Eg: scan started on 2016-12-31
an ended on 2017-01-01
- same week, but different month, quarter and year
Somehow I didn't get the update on this one. For sake of argument I'd probably assign weeks to the month that their Wednesday falls in, the ISO standard has no guide for this. We've been looking at how we process in the ETL when it comes to weeks (things like "which file do I pick up?" and using the ISO week that days fall in makes it all nicely aligned across the feeds, otherwise it'll sawtooth between threats based on the day the scan happens on.
@kxyne sorry for late respond... Ok, think I've got you re week/month splits. What about deduplicating? What if the same IP within the same risk comes up in 3 different weeks - should they be counted as 3 or 1, when let's say we want to see annual results?
Well we deduplicate by the week only, and we average the weeks across a month/year, not cumulative counts.
Either that or we re-do everything and pre-aggregate on the back end before deduplication but that could be a later enhancement.
The way I see it we're interested in trends, not counts, but maybe we should throw this to the stats group?
@rufuspollock this make me think to switch back to week as base granularity... What would you say?
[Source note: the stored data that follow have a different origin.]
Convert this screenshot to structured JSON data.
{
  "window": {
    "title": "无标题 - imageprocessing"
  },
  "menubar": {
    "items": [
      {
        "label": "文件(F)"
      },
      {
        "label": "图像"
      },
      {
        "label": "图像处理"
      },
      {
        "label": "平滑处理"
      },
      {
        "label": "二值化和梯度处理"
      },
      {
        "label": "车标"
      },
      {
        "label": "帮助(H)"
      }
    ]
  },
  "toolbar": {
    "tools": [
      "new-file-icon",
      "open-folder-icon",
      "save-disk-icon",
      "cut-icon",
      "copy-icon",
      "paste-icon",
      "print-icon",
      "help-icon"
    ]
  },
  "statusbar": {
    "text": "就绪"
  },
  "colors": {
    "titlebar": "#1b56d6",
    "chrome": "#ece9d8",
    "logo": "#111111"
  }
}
@aaronkaplan @kxyne this is something to discuss on next tech team call.
@rufuspollock @aaronkaplan @kxyne we should include this into the list of items to be discussed on next team call. Moving to current milestone
Moving to backlog as this needs a team discussion.
Currently IPs are deduplicated on week level, meaning - if there is same IP within same week and risk - it is ignored (not counted).
When this is done on day level, it will result deduplicated IPs within same day. Meaning - simple Rollup by date just won't work, cause sum of daily counts, for any time granularity, won't be accurate (they'll include tons of duplicated IPs)
This may lead to create different fact tables for different time granularities.